The initial entry point in the roadmap is a collection of basic HPC concepts. These include a basic understanding of computer architectures, including the architecture of supercomputers. Additionally, users should understand principles of parallelization, efficiency, scalability, and the numerical issues that arise when dealing with floating point operations. Not all HPC users will need to program. Some may have or develop expertise in a particular application domain and may need to run applications on HPC machines but not necessarily modify source code. These users can still benefit from an understanding of the visualization tools that are available; of the tools and practices for manipulating, moving, and storing large datasets; of workflow management; and of principles of verification and validation.
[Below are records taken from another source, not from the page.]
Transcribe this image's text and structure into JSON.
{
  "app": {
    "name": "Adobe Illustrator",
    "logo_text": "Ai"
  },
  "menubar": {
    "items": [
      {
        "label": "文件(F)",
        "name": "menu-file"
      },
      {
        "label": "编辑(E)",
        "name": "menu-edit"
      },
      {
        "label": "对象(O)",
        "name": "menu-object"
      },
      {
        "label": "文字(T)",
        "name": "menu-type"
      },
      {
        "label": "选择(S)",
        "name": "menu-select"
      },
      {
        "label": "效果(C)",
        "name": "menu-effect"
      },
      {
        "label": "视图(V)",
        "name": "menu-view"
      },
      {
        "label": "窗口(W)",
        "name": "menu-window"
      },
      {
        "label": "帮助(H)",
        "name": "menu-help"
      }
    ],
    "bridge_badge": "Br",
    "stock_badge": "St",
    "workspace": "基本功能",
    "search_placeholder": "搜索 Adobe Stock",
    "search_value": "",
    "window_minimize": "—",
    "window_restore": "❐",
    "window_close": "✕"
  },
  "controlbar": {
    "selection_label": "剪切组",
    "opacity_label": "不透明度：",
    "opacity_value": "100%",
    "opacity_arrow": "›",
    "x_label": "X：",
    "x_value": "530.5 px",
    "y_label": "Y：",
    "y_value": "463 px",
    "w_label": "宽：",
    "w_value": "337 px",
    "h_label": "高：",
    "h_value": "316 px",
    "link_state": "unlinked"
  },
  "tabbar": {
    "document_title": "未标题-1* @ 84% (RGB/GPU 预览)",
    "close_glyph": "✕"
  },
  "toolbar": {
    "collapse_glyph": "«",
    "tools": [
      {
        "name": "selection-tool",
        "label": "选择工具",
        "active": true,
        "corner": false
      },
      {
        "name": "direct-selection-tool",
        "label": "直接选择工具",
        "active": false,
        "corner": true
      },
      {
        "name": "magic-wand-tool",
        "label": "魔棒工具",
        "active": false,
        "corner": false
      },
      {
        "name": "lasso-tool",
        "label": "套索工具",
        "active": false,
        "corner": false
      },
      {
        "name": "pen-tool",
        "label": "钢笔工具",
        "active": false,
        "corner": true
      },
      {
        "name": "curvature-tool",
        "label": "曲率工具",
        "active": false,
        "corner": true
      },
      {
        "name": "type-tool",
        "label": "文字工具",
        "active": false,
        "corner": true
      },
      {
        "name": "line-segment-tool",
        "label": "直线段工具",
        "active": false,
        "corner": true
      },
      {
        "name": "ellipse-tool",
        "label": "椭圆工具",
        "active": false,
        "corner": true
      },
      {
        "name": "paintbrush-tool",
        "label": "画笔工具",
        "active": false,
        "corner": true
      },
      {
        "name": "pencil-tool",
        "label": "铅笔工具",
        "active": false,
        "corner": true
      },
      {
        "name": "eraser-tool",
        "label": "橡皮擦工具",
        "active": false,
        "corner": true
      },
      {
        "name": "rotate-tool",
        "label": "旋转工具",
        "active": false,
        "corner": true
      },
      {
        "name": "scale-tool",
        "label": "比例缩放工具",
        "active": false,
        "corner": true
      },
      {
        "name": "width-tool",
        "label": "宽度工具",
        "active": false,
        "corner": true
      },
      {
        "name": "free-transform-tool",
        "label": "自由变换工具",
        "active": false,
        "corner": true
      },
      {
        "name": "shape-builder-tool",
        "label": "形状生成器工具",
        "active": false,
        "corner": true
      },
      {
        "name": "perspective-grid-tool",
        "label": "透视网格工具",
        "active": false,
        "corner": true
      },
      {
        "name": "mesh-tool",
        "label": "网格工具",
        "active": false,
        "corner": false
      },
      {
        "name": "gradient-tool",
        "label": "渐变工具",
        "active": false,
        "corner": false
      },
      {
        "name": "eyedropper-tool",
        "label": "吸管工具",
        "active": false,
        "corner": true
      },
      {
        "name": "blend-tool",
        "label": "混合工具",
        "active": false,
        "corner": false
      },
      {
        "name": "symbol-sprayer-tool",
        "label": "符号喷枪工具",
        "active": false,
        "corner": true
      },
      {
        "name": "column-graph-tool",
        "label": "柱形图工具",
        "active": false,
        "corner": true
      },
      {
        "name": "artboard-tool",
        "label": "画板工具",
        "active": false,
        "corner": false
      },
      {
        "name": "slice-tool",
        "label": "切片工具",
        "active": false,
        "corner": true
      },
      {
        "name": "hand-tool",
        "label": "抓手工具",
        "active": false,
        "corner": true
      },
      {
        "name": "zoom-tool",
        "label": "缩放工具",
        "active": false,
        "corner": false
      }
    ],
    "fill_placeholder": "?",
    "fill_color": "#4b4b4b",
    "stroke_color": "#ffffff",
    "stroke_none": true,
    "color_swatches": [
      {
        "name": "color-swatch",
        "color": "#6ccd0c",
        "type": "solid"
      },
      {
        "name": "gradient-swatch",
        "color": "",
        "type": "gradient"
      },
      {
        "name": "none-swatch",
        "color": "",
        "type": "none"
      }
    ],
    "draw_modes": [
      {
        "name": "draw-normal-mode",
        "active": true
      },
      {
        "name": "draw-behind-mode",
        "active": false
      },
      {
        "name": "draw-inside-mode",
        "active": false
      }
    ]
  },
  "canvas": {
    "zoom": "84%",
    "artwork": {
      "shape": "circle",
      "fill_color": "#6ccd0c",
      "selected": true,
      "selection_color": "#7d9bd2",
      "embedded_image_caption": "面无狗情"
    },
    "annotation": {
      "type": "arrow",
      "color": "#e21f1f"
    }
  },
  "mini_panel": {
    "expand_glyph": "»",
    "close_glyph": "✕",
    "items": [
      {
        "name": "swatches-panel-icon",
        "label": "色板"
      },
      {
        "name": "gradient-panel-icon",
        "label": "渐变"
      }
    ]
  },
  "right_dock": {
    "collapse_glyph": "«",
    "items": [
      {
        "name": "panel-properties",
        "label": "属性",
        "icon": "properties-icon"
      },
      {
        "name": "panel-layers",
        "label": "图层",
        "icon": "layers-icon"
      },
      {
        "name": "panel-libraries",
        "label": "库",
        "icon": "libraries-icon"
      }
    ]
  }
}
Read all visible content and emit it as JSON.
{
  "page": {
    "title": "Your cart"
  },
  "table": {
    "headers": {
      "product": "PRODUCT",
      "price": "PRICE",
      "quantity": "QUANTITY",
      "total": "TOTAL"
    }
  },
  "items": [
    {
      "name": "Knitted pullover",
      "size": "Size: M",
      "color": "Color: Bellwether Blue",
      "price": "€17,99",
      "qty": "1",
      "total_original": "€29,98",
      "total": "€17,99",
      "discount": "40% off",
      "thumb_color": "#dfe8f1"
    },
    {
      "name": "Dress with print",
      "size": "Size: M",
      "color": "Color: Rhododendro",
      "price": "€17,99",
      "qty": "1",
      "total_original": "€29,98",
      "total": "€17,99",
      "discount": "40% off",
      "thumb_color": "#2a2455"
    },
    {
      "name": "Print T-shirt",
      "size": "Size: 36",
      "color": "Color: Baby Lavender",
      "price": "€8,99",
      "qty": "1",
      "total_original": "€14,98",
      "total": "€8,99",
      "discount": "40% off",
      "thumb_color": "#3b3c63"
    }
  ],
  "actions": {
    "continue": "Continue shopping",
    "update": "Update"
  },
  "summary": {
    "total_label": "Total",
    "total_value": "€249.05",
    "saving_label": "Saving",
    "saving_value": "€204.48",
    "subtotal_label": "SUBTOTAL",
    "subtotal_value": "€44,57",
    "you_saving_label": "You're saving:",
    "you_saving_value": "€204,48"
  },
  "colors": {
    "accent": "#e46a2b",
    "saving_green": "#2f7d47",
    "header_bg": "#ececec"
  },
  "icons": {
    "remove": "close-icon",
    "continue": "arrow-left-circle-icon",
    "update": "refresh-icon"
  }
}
Some users are accustomed to graphical user interfaces and will benefit by developing some familiarity with UNIX-style operating systems and the use of command-line interfaces and tools. Most HPC users will eventually need to write some code. Before delving deep into parallel software with all of its complexities, users should learn some basic programming skills in C or Fortran. They should also understand some best practices from the field of software engineering, particularly with respect to code structure, documentation, and testing.
Once users have developed basic programming skills, they can learn about more advanced tools involved in the software life cycle, including debuggers, code profilers, and third-party libraries. Some new HPC users may be experienced programmers who are familiar with such tools but will need to learn the additional complexities of debugging, profiling, and optimizing parallel codes. Before writing parallel programs, users should understand principles of shared memory and distributed memory systems so that they can make informed decisions about which avenues to pursue. Finally, the roadmap includes references for a variety of parallel programming languages and technologies.
The nodes in the flowchart are hyperlinks to lists and descriptions of other resources. The resources include professionally developed online tutorials (such as MPI How-Tos), self-study courses, and videos of keynote addresses or live tutorials or lectures from NCSA's past virtual summer school courses. Some of the links are simply pointers to the home pages of projects for tools like TAU, PerfSuite, or ATLAS. These are resources that new users would easily find themselves if they only knew that such tools existed and knew what terms to type into a search engine. Our hope is to increase awareness of such tools by providing this broad overview of the HPC space before the need for them arises.